-by Trina Pruitt, parent and Go Public contributor
Remember when our kids went to school and we went to work and we took toilet paper for granted and no one knew what Zoom was? Good times. Now we are all learning how to live in this strange new world of remote working and at-home learning or distance learning . School administrators and staff members have been unbelievably quick to set up distance learning tools for students and parents. School districts have provided a great deal of guidance and resources online in an attempt to help us navigate these unchartered educational waters.
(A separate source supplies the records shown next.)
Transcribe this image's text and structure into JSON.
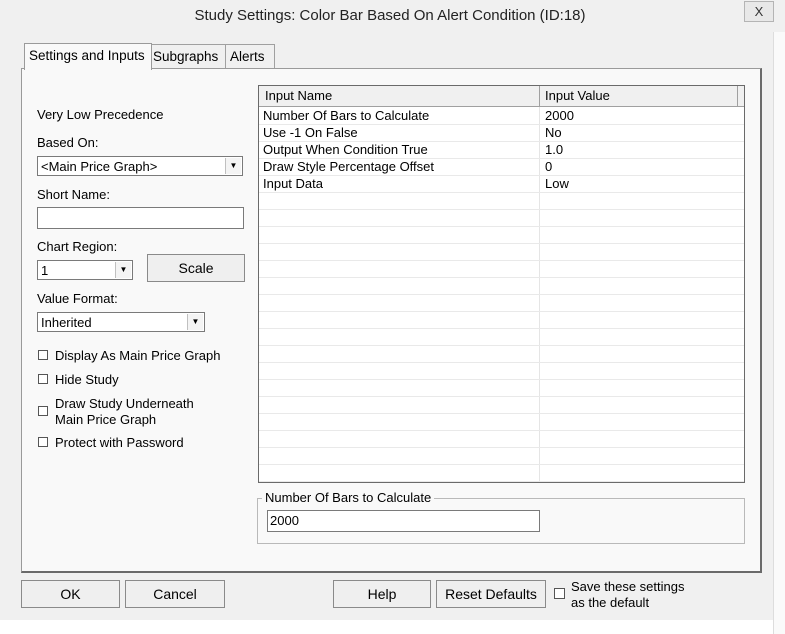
{
  "window": {
    "title": "Study Settings: Color Bar Based On Alert Condition (ID:18)",
    "close_label": "X"
  },
  "tabs": [
    {
      "label": "Settings and Inputs",
      "active": true
    },
    {
      "label": "Subgraphs",
      "active": false
    },
    {
      "label": "Alerts",
      "active": false
    }
  ],
  "left": {
    "precedence": "Very Low Precedence",
    "based_on_label": "Based On:",
    "based_on_value": "<Main Price Graph>",
    "short_name_label": "Short Name:",
    "short_name_value": "",
    "chart_region_label": "Chart Region:",
    "chart_region_value": "1",
    "scale_button": "Scale",
    "value_format_label": "Value Format:",
    "value_format_value": "Inherited",
    "checkboxes": {
      "display_main": "Display As Main Price Graph",
      "hide_study": "Hide Study",
      "draw_underneath_1": "Draw Study Underneath",
      "draw_underneath_2": "Main Price Graph",
      "protect": "Protect with Password"
    }
  },
  "inputs_table": {
    "columns": [
      "Input Name",
      "Input Value"
    ],
    "rows": [
      {
        "name": "Number Of Bars to Calculate",
        "value": "2000"
      },
      {
        "name": "Use -1 On False",
        "value": "No"
      },
      {
        "name": "Output When Condition True",
        "value": "1.0"
      },
      {
        "name": "Draw Style Percentage Offset",
        "value": "0"
      },
      {
        "name": "Input Data",
        "value": "Low"
      }
    ]
  },
  "editor": {
    "label": "Number Of Bars to Calculate",
    "value": "2000"
  },
  "footer": {
    "ok": "OK",
    "cancel": "Cancel",
    "help": "Help",
    "reset": "Reset Defaults",
    "save_default_1": "Save these settings",
    "save_default_2": "as the default"
  }
}
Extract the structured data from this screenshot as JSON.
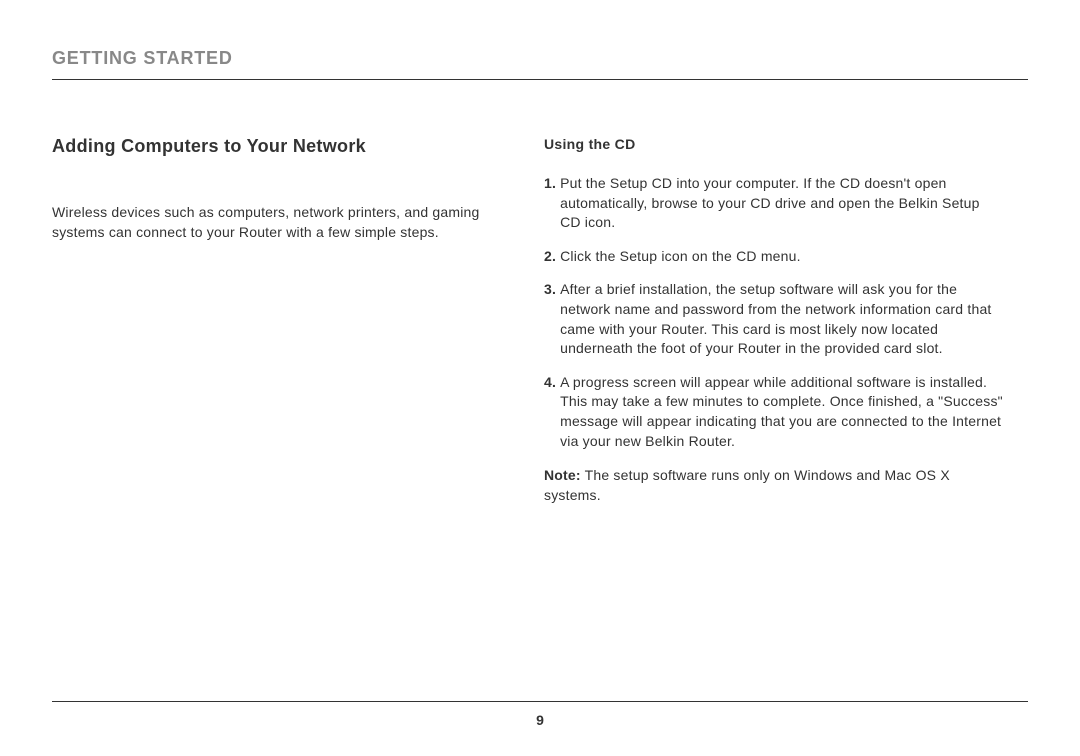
{
  "chapter_title": "GETTING STARTED",
  "main": {
    "left": {
      "heading": "Adding Computers to Your Network",
      "intro": "Wireless devices such as computers, network printers, and gaming systems can connect to your Router with a few simple steps."
    },
    "right": {
      "subheading": "Using the CD",
      "steps": [
        {
          "num": "1.",
          "text": "Put the Setup CD into your computer. If the CD doesn't open automatically, browse to your CD drive and open the Belkin Setup CD icon."
        },
        {
          "num": "2.",
          "text": "Click the Setup icon on the CD menu."
        },
        {
          "num": "3.",
          "text": "After a brief installation, the setup software will ask you for the network name and password from the network information card that came with your Router. This card is most likely now located underneath the foot of your Router in the provided card slot."
        },
        {
          "num": "4.",
          "text": "A progress screen will appear while additional software is installed. This may take a few minutes to complete. Once finished, a \"Success\" message will appear indicating that you are connected to the Internet via your new Belkin Router."
        }
      ],
      "note_label": "Note:",
      "note_text": " The setup software runs only on Windows and Mac OS X systems."
    }
  },
  "page_number": "9"
}
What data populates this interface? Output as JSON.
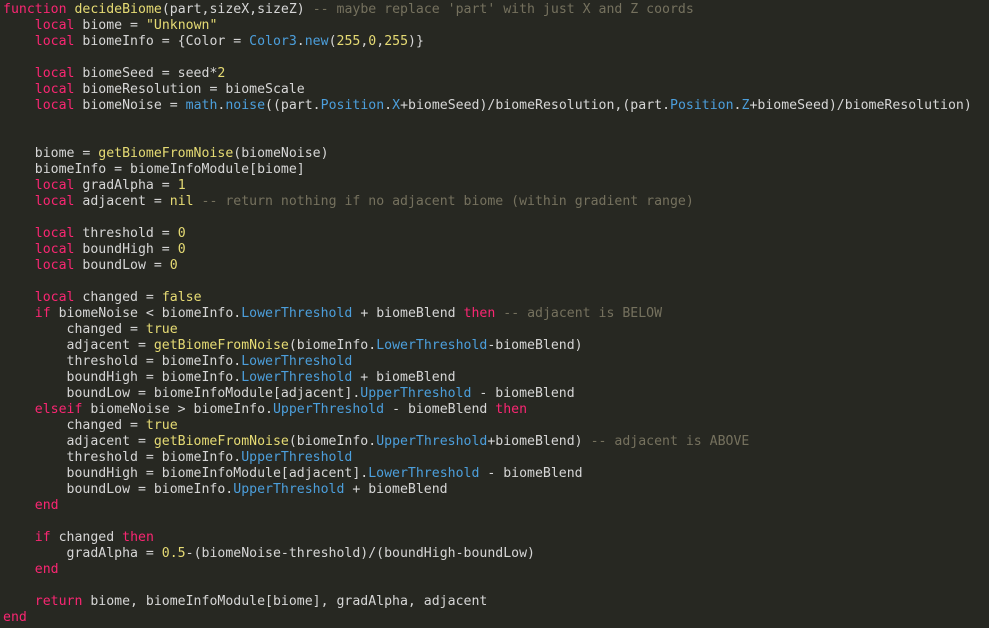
{
  "editor": {
    "lines": [
      [
        [
          "kw",
          "function"
        ],
        [
          "tx",
          " "
        ],
        [
          "fn",
          "decideBiome"
        ],
        [
          "tx",
          "(part,sizeX,sizeZ) "
        ],
        [
          "cm",
          "-- maybe replace 'part' with just X and Z coords"
        ]
      ],
      [
        [
          "tx",
          "    "
        ],
        [
          "kw",
          "local"
        ],
        [
          "tx",
          " biome = "
        ],
        [
          "str",
          "\"Unknown\""
        ]
      ],
      [
        [
          "tx",
          "    "
        ],
        [
          "kw",
          "local"
        ],
        [
          "tx",
          " biomeInfo = {Color = "
        ],
        [
          "prop",
          "Color3"
        ],
        [
          "tx",
          "."
        ],
        [
          "prop",
          "new"
        ],
        [
          "tx",
          "("
        ],
        [
          "num",
          "255"
        ],
        [
          "tx",
          ","
        ],
        [
          "num",
          "0"
        ],
        [
          "tx",
          ","
        ],
        [
          "num",
          "255"
        ],
        [
          "tx",
          ")}"
        ]
      ],
      [],
      [
        [
          "tx",
          "    "
        ],
        [
          "kw",
          "local"
        ],
        [
          "tx",
          " biomeSeed = seed*"
        ],
        [
          "num",
          "2"
        ]
      ],
      [
        [
          "tx",
          "    "
        ],
        [
          "kw",
          "local"
        ],
        [
          "tx",
          " biomeResolution = biomeScale"
        ]
      ],
      [
        [
          "tx",
          "    "
        ],
        [
          "kw",
          "local"
        ],
        [
          "tx",
          " biomeNoise = "
        ],
        [
          "prop",
          "math"
        ],
        [
          "tx",
          "."
        ],
        [
          "prop",
          "noise"
        ],
        [
          "tx",
          "((part."
        ],
        [
          "prop",
          "Position"
        ],
        [
          "tx",
          "."
        ],
        [
          "prop",
          "X"
        ],
        [
          "tx",
          "+biomeSeed)/biomeResolution,(part."
        ],
        [
          "prop",
          "Position"
        ],
        [
          "tx",
          "."
        ],
        [
          "prop",
          "Z"
        ],
        [
          "tx",
          "+biomeSeed)/biomeResolution)"
        ]
      ],
      [],
      [],
      [
        [
          "tx",
          "    biome = "
        ],
        [
          "fn",
          "getBiomeFromNoise"
        ],
        [
          "tx",
          "(biomeNoise)"
        ]
      ],
      [
        [
          "tx",
          "    biomeInfo = biomeInfoModule[biome]"
        ]
      ],
      [
        [
          "tx",
          "    "
        ],
        [
          "kw",
          "local"
        ],
        [
          "tx",
          " gradAlpha = "
        ],
        [
          "num",
          "1"
        ]
      ],
      [
        [
          "tx",
          "    "
        ],
        [
          "kw",
          "local"
        ],
        [
          "tx",
          " adjacent = "
        ],
        [
          "lit",
          "nil"
        ],
        [
          "tx",
          " "
        ],
        [
          "cm",
          "-- return nothing if no adjacent biome (within gradient range)"
        ]
      ],
      [],
      [
        [
          "tx",
          "    "
        ],
        [
          "kw",
          "local"
        ],
        [
          "tx",
          " threshold = "
        ],
        [
          "num",
          "0"
        ]
      ],
      [
        [
          "tx",
          "    "
        ],
        [
          "kw",
          "local"
        ],
        [
          "tx",
          " boundHigh = "
        ],
        [
          "num",
          "0"
        ]
      ],
      [
        [
          "tx",
          "    "
        ],
        [
          "kw",
          "local"
        ],
        [
          "tx",
          " boundLow = "
        ],
        [
          "num",
          "0"
        ]
      ],
      [],
      [
        [
          "tx",
          "    "
        ],
        [
          "kw",
          "local"
        ],
        [
          "tx",
          " changed = "
        ],
        [
          "lit",
          "false"
        ]
      ],
      [
        [
          "tx",
          "    "
        ],
        [
          "kw",
          "if"
        ],
        [
          "tx",
          " biomeNoise < biomeInfo."
        ],
        [
          "prop",
          "LowerThreshold"
        ],
        [
          "tx",
          " + biomeBlend "
        ],
        [
          "kw",
          "then"
        ],
        [
          "tx",
          " "
        ],
        [
          "cm",
          "-- adjacent is BELOW"
        ]
      ],
      [
        [
          "tx",
          "        changed = "
        ],
        [
          "lit",
          "true"
        ]
      ],
      [
        [
          "tx",
          "        adjacent = "
        ],
        [
          "fn",
          "getBiomeFromNoise"
        ],
        [
          "tx",
          "(biomeInfo."
        ],
        [
          "prop",
          "LowerThreshold"
        ],
        [
          "tx",
          "-biomeBlend)"
        ]
      ],
      [
        [
          "tx",
          "        threshold = biomeInfo."
        ],
        [
          "prop",
          "LowerThreshold"
        ]
      ],
      [
        [
          "tx",
          "        boundHigh = biomeInfo."
        ],
        [
          "prop",
          "LowerThreshold"
        ],
        [
          "tx",
          " + biomeBlend"
        ]
      ],
      [
        [
          "tx",
          "        boundLow = biomeInfoModule[adjacent]."
        ],
        [
          "prop",
          "UpperThreshold"
        ],
        [
          "tx",
          " - biomeBlend"
        ]
      ],
      [
        [
          "tx",
          "    "
        ],
        [
          "kw",
          "elseif"
        ],
        [
          "tx",
          " biomeNoise > biomeInfo."
        ],
        [
          "prop",
          "UpperThreshold"
        ],
        [
          "tx",
          " - biomeBlend "
        ],
        [
          "kw",
          "then"
        ]
      ],
      [
        [
          "tx",
          "        changed = "
        ],
        [
          "lit",
          "true"
        ]
      ],
      [
        [
          "tx",
          "        adjacent = "
        ],
        [
          "fn",
          "getBiomeFromNoise"
        ],
        [
          "tx",
          "(biomeInfo."
        ],
        [
          "prop",
          "UpperThreshold"
        ],
        [
          "tx",
          "+biomeBlend) "
        ],
        [
          "cm",
          "-- adjacent is ABOVE"
        ]
      ],
      [
        [
          "tx",
          "        threshold = biomeInfo."
        ],
        [
          "prop",
          "UpperThreshold"
        ]
      ],
      [
        [
          "tx",
          "        boundHigh = biomeInfoModule[adjacent]."
        ],
        [
          "prop",
          "LowerThreshold"
        ],
        [
          "tx",
          " - biomeBlend"
        ]
      ],
      [
        [
          "tx",
          "        boundLow = biomeInfo."
        ],
        [
          "prop",
          "UpperThreshold"
        ],
        [
          "tx",
          " + biomeBlend"
        ]
      ],
      [
        [
          "tx",
          "    "
        ],
        [
          "kw",
          "end"
        ]
      ],
      [],
      [
        [
          "tx",
          "    "
        ],
        [
          "kw",
          "if"
        ],
        [
          "tx",
          " changed "
        ],
        [
          "kw",
          "then"
        ]
      ],
      [
        [
          "tx",
          "        gradAlpha = "
        ],
        [
          "num",
          "0.5"
        ],
        [
          "tx",
          "-(biomeNoise-threshold)/(boundHigh-boundLow)"
        ]
      ],
      [
        [
          "tx",
          "    "
        ],
        [
          "kw",
          "end"
        ]
      ],
      [],
      [
        [
          "tx",
          "    "
        ],
        [
          "kw",
          "return"
        ],
        [
          "tx",
          " biome, biomeInfoModule[biome], gradAlpha, adjacent"
        ]
      ],
      [
        [
          "kw",
          "end"
        ]
      ]
    ]
  }
}
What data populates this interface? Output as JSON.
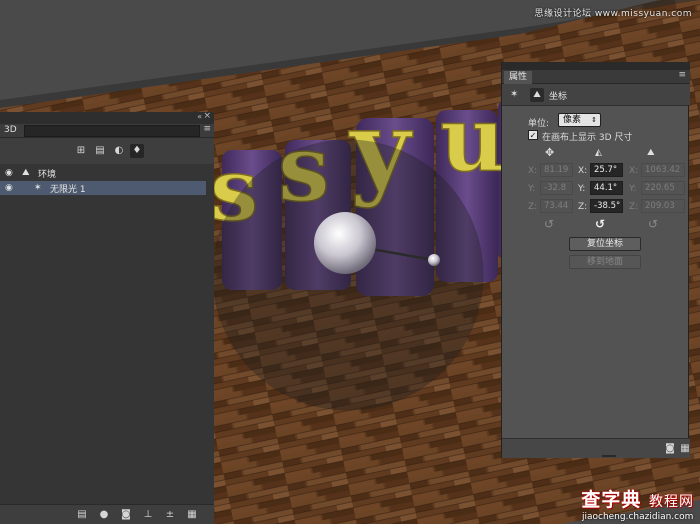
{
  "watermark": {
    "top": "思缘设计论坛 www.missyuan.com",
    "bottom_main": "查字典",
    "bottom_sub": "教程网",
    "bottom_url": "jiaocheng.chazidian.com"
  },
  "scene": {
    "text_3d": "ssyu",
    "colors": {
      "background": "#4a4a4a",
      "floor": "#5e3a20",
      "letter_side": "#5b3f7a",
      "letter_face": "#d9cc4a",
      "light_sphere": "#d8d8dc"
    }
  },
  "panel3d": {
    "title": "3D",
    "menu_icon": "panel-menu-icon",
    "filters": [
      {
        "name": "whole-scene-filter-icon",
        "glyph": "⊞"
      },
      {
        "name": "meshes-filter-icon",
        "glyph": "▤"
      },
      {
        "name": "materials-filter-icon",
        "glyph": "◐"
      },
      {
        "name": "lights-filter-icon",
        "glyph": "💡"
      }
    ],
    "items": [
      {
        "label": "环境",
        "icon": "environment-icon",
        "selected": false
      },
      {
        "label": "无限光 1",
        "icon": "infinite-light-icon",
        "selected": true
      }
    ],
    "bottom_icons": [
      "ground-plane-icon",
      "add-light-icon",
      "render-icon",
      "new-object-icon",
      "add-mesh-icon",
      "trash-icon"
    ]
  },
  "properties": {
    "tab": "属性",
    "section_title": "坐标",
    "unit_label": "单位:",
    "unit_value": "像素",
    "checkbox_label": "在画布上显示 3D 尺寸",
    "checkbox_checked": true,
    "columns": [
      {
        "icon": "move-icon",
        "state": "dim",
        "values": [
          "81.19",
          "-32.8",
          "73.44"
        ]
      },
      {
        "icon": "rotate-icon",
        "state": "active",
        "values": [
          "25.7°",
          "44.1°",
          "-38.5°"
        ]
      },
      {
        "icon": "scale-icon",
        "state": "dim",
        "values": [
          "1063.42",
          "220.65",
          "209.03"
        ]
      }
    ],
    "axes": [
      "X:",
      "Y:",
      "Z:"
    ],
    "reset_button": "复位坐标",
    "move_to_ground_button": "移到地面",
    "footer_icons": [
      "render-settings-icon",
      "delete-icon"
    ]
  }
}
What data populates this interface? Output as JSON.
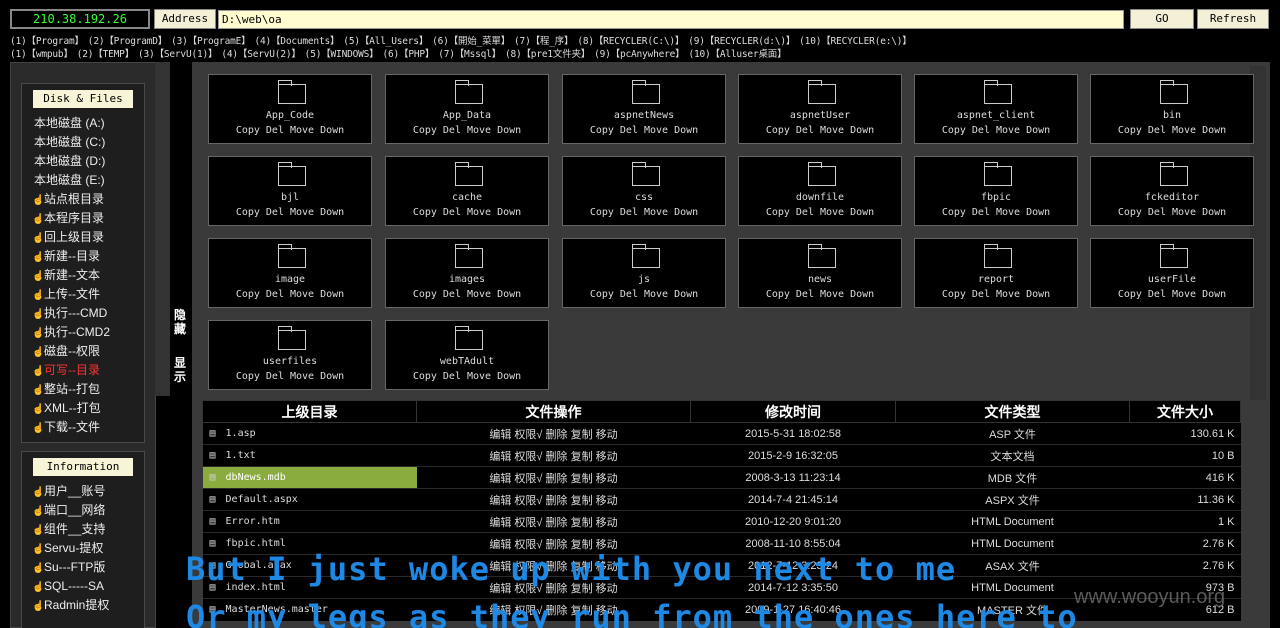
{
  "topbar": {
    "ip": "210.38.192.26",
    "address_label": "Address",
    "address_value": "D:\\web\\oa",
    "go_label": "GO",
    "refresh_label": "Refresh"
  },
  "shortcuts": {
    "row1": [
      "(1)【Program】",
      "(2)【ProgramD】",
      "(3)【ProgramE】",
      "(4)【Documents】",
      "(5)【All_Users】",
      "(6)【開始_菜單】",
      "(7)【程_序】",
      "(8)【RECYCLER(C:\\)】",
      "(9)【RECYCLER(d:\\)】",
      "(10)【RECYCLER(e:\\)】"
    ],
    "row2": [
      "(1)【wmpub】",
      "(2)【TEMP】",
      "(3)【ServU(1)】",
      "(4)【ServU(2)】",
      "(5)【WINDOWS】",
      "(6)【PHP】",
      "(7)【Mssql】",
      "(8)【pre1文件夹】",
      "(9)【pcAnywhere】",
      "(10)【Alluser桌面】"
    ]
  },
  "sidebar": {
    "disk_title": "Disk & Files",
    "disks": [
      "本地磁盘 (A:)",
      "本地磁盘 (C:)",
      "本地磁盘 (D:)",
      "本地磁盘 (E:)"
    ],
    "items": [
      "站点根目录",
      "本程序目录",
      "回上级目录",
      "新建--目录",
      "新建--文本",
      "上传--文件",
      "执行---CMD",
      "执行--CMD2",
      "磁盘--权限",
      "可写--目录",
      "整站--打包",
      "XML--打包",
      "下载--文件"
    ],
    "info_title": "Information",
    "info_items": [
      "用户__账号",
      "端口__网络",
      "组件__支持",
      "Servu-提权",
      "Su---FTP版",
      "SQL-----SA",
      "Radmin提权"
    ]
  },
  "toggle": {
    "hide": "隐藏",
    "show": "显示"
  },
  "folders": {
    "actions": "Copy Del Move Down",
    "names": [
      "App_Code",
      "App_Data",
      "aspnetNews",
      "aspnetUser",
      "aspnet_client",
      "bin",
      "bjl",
      "cache",
      "css",
      "downfile",
      "fbpic",
      "fckeditor",
      "image",
      "images",
      "js",
      "news",
      "report",
      "userFile",
      "userfiles",
      "webTAdult"
    ]
  },
  "table": {
    "headers": [
      "上级目录",
      "文件操作",
      "修改时间",
      "文件类型",
      "文件大小"
    ],
    "ops": "编辑 权限√ 删除 复制 移动",
    "rows": [
      {
        "name": "1.asp",
        "time": "2015-5-31 18:02:58",
        "type": "ASP 文件",
        "size": "130.61 K"
      },
      {
        "name": "1.txt",
        "time": "2015-2-9 16:32:05",
        "type": "文本文档",
        "size": "10 B"
      },
      {
        "name": "dbNews.mdb",
        "time": "2008-3-13 11:23:14",
        "type": "MDB 文件",
        "size": "416 K"
      },
      {
        "name": "Default.aspx",
        "time": "2014-7-4 21:45:14",
        "type": "ASPX 文件",
        "size": "11.36 K"
      },
      {
        "name": "Error.htm",
        "time": "2010-12-20 9:01:20",
        "type": "HTML Document",
        "size": "1 K"
      },
      {
        "name": "fbpic.html",
        "time": "2008-11-10 8:55:04",
        "type": "HTML Document",
        "size": "2.76 K"
      },
      {
        "name": "Global.asax",
        "time": "2012-7-12 3:23:24",
        "type": "ASAX 文件",
        "size": "2.76 K"
      },
      {
        "name": "index.html",
        "time": "2014-7-12 3:35:50",
        "type": "HTML Document",
        "size": "973 B"
      },
      {
        "name": "MasterNews.master",
        "time": "2009-1-27 16:40:46",
        "type": "MASTER 文件",
        "size": "612 B"
      }
    ]
  },
  "subtitle": {
    "line1": "But I just woke up with you next to me",
    "line2": "Or my legs as they run from the ones here to"
  },
  "watermark": "www.wooyun.org"
}
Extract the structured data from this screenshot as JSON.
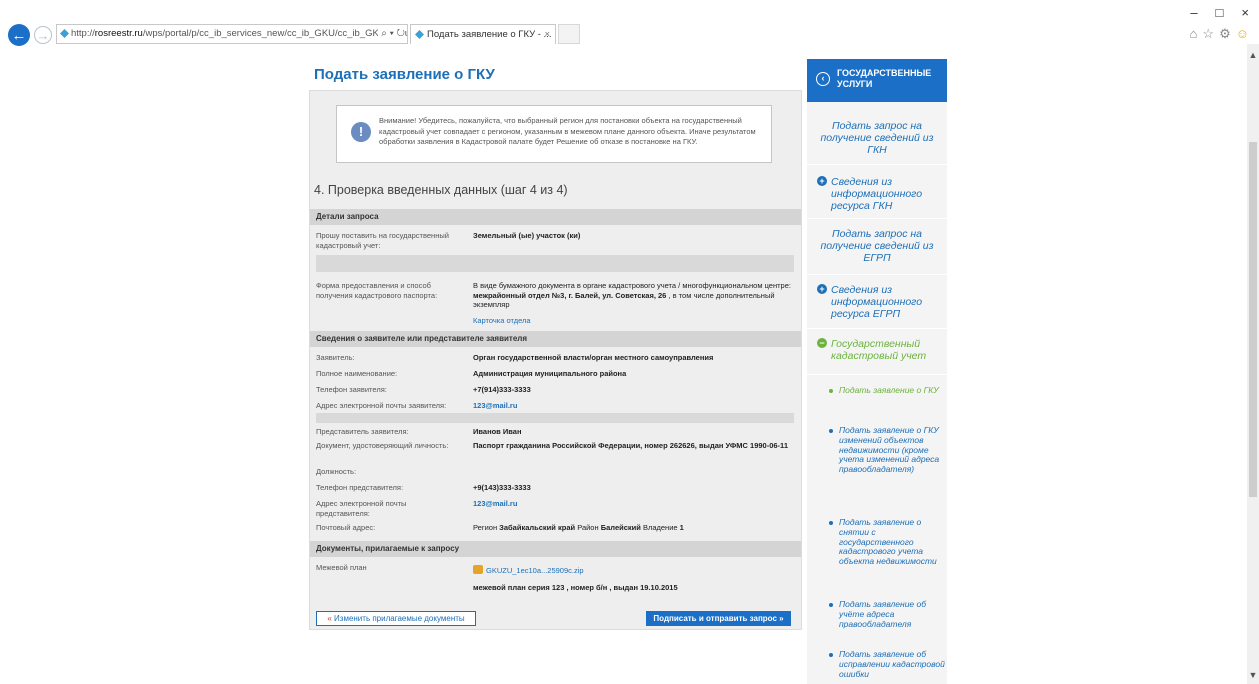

When I began researching at-home learning strategies it seemed overwhelming, but the more I read into it, the more approachable the idea became. First, I found tips for setting up a home learning space for my daughter so that she can keep her schoolwork in one organized place. I set up a small desk with a comfortable chair right next to the window so she can enjoy the natural light. We discussed a set schedule that keeps her on track with projects and assignments. East Central ISD posted this sample schedule that I used as a template to make our own schedule, and my daughter enjoyed being able to help organize the day’s activities. We designated certain “quiet times” of the day where everyone in the house is working or reading silently so that we can each focus on our tasks uninterrupted. The most important aspect of the schedule is that it provides structure and stability for children that they would normally get from school. It is important for children to wake up and get dressed and ready for the day as if they are going to school because it mentally prepares them for learning. This Washington Post article contains a ton of helpful information about why staying on schedule is important for children.
In our household, we have adopted a simple and flexible schedule:
8am Morning Routine (get dressed, breakfast, etc)
9am Creative Play (legos, playdough, blocks)
10am Academics/Quiet time (online math/science lessons from school, math/science games)
11am Outdoor physical activities and exercise (walk dog, ride bike, swing, trampoline)
12pm Lunch and Rest
1pm Activity Time (puzzles, games, sidewalk chalk, cooking, crafts)
2pm Academics/Quiet time (reading/writing, online lessons from school, online reading games)
3pm Chores (daily chores, organize/clean learning space, get area set up for tomorrow)
4pm Screen Time/ Virtual Field Trip
5pm Family Time
Of course this schedule isn’t always followed exactly, but it gives my child an idea of what to expect for the day and it holds me somewhat accountable as well. Each household is different and each schedule should be made for individual family needs.
I found a great screentime and chore manager app that is easy to use and keeps us all in check. And for some really creative activity suggestions, reminders that we are all in this together, or if you just want a really good laugh, check out this Facebook moms group. Remember that we are all learning how to master distance learning as we go, parents and children alike. There is an endless amount of online resources and tools to make this process as painless as possible. So give yourself a break and try not to stress over this new adventure. It won’t all go according to plan. We won’t be perfect. And we won’t know all the answers. But Google will.
Take care, practice social distancing, and together, we’ll get through this. A big thank you to all of our school districts for what they’re doing to ensure our kids are learning and supported.